En 1986, maman m’a dit d’aller chez tante Lorna pour lui emprunter un peu de riz. Je n’aurais jamais imaginé qu’elle m’en donnerait dix kilos ! Mais quand maman a versé le riz… elle s’est effondrée en sanglots. La vraie raison, je ne l’oublierai jamais.

Mais les paroles suivantes d’Ate Miriam ont à nouveau bouleversé notre monde :

Ate Miriam : « Madame… vous le connaissez. J’en suis sûre. »

Maman : « Je ne le connais pas. »
Ate Miriam : « Madame… il est maintenant le propriétaire du groupe Medina
. » Moi : (bouche ouverte) « Le fameux PDG qu’on voit à la télé ?! »
Ate Miriam : « Oui, c’est lui. »

Et plus choquant encore :

Ate Miriam : « Et Madame… il est venu à Nueva Ecija plusieurs fois ces dernières années. »
Maman : (perplexe) « Pourquoi ? »
Ate Miriam : « Il a dit qu’il cherchait… une femme nommée Elena Dizon . »

Le lendemain, nous sommes allés à Makati .

Dans le hall d’un immeuble de grande hauteur, nous avons demandé à rencontrer le PDG, Adrian Medina .

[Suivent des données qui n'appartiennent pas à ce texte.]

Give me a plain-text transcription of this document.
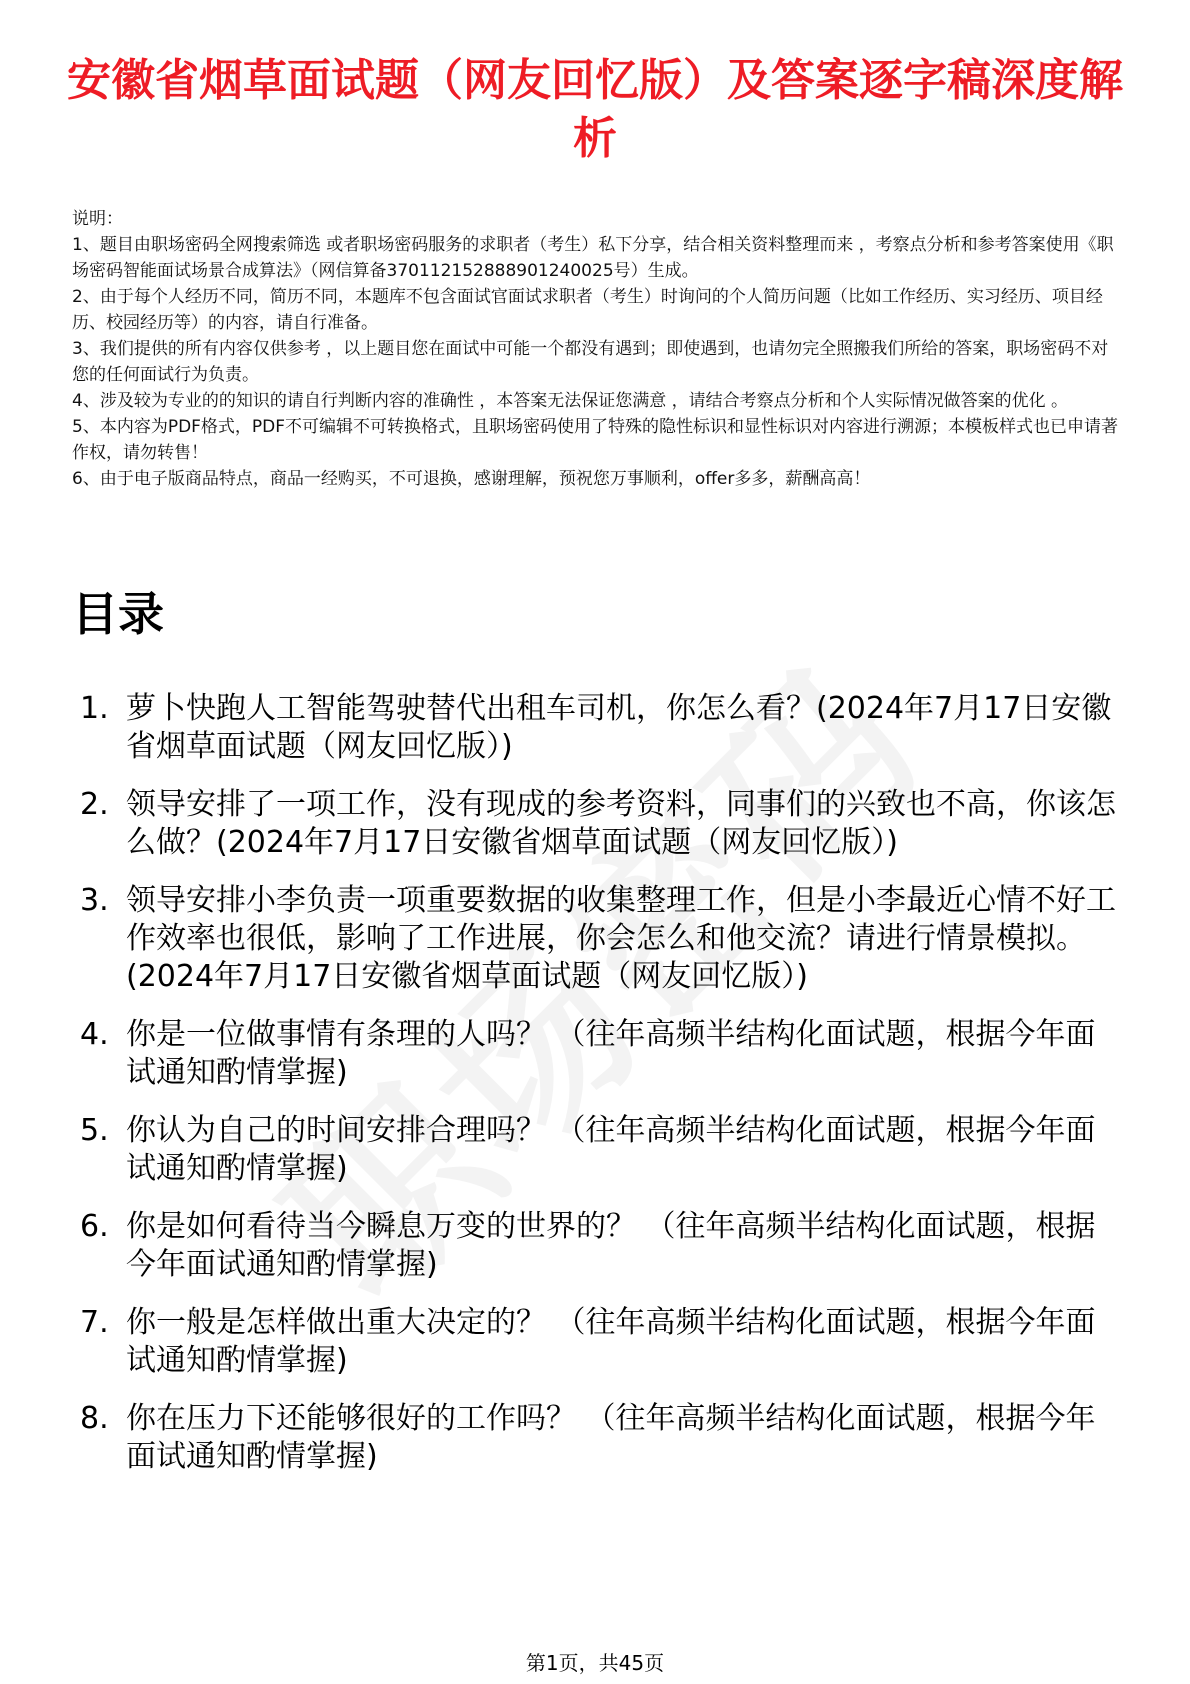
安徽省烟草面试题（网友回忆版）及答案逐字稿深度解析

说明：

1、题目由职场密码全网搜索筛选 或者职场密码服务的求职者（考生）私下分享，结合相关资料整理而来 ，考察点分析和参考答案使用《职场密码智能面试场景合成算法》（网信算备370112152888901240025号）生成。

2、由于每个人经历不同，简历不同，本题库不包含面试官面试求职者（考生）时询问的个人简历问题（比如工作经历、实习经历、项目经历、校园经历等）的内容，请自行准备。

3、我们提供的所有内容仅供参考 ，以上题目您在面试中可能一个都没有遇到；即使遇到，也请勿完全照搬我们所给的答案，职场密码不对您的任何面试行为负责。

4、涉及较为专业的的知识的请自行判断内容的准确性 ，本答案无法保证您满意 ，请结合考察点分析和个人实际情况做答案的优化 。

5、本内容为PDF格式，PDF不可编辑不可转换格式，且职场密码使用了特殊的隐性标识和显性标识对内容进行溯源；本模板样式也已申请著作权，请勿转售！

6、由于电子版商品特点，商品一经购买，不可退换，感谢理解，预祝您万事顺利，offer多多，薪酬高高！

目录
1. 萝卜快跑人工智能驾驶替代出租车司机，你怎么看？(2024年7月17日安徽省烟草面试题（网友回忆版）)
2. 领导安排了一项工作，没有现成的参考资料，同事们的兴致也不高，你该怎么做？(2024年7月17日安徽省烟草面试题（网友回忆版）)
3. 领导安排小李负责一项重要数据的收集整理工作，但是小李最近心情不好工作效率也很低，影响了工作进展，你会怎么和他交流？请进行情景模拟。(2024年7月17日安徽省烟草面试题（网友回忆版）)
4. 你是一位做事情有条理的人吗？ （往年高频半结构化面试题，根据今年面试通知酌情掌握)
5. 你认为自己的时间安排合理吗？ （往年高频半结构化面试题，根据今年面试通知酌情掌握)
6. 你是如何看待当今瞬息万变的世界的？ （往年高频半结构化面试题，根据今年面试通知酌情掌握)
7. 你一般是怎样做出重大决定的？ （往年高频半结构化面试题，根据今年面试通知酌情掌握)
8. 你在压力下还能够很好的工作吗？ （往年高频半结构化面试题，根据今年面试通知酌情掌握)
第1页，共45页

La réceptionniste nous a regardés.

Réceptionniste : « Madame… Monsieur Adrian est complet. Il ne reçoit pas sans rendez-vous. »
Moi : « Mais c’est important ! Nous sommes sa famille ! »
Réceptionniste : (secouant la tête) « Beaucoup de gens prétendent être de sa famille. »

Lorsque nous nous sommes éloignés du bureau, j’ai vu maman fixer le pendentif, tremblante.

Maman : « Mon enfant… et s’il ne nous croit pas… »
Moi : « Maman, on essaiera jusqu’au bout. »

Alors que nous parlions, un homme en costume noir s’est approché.

Sécurité : « Vous êtes bien ceux de Nueva Ecija ? »
Maman : « O-oui… pourquoi ? »
Sécurité : « Monsieur Adrian a dit de vous faire monter. »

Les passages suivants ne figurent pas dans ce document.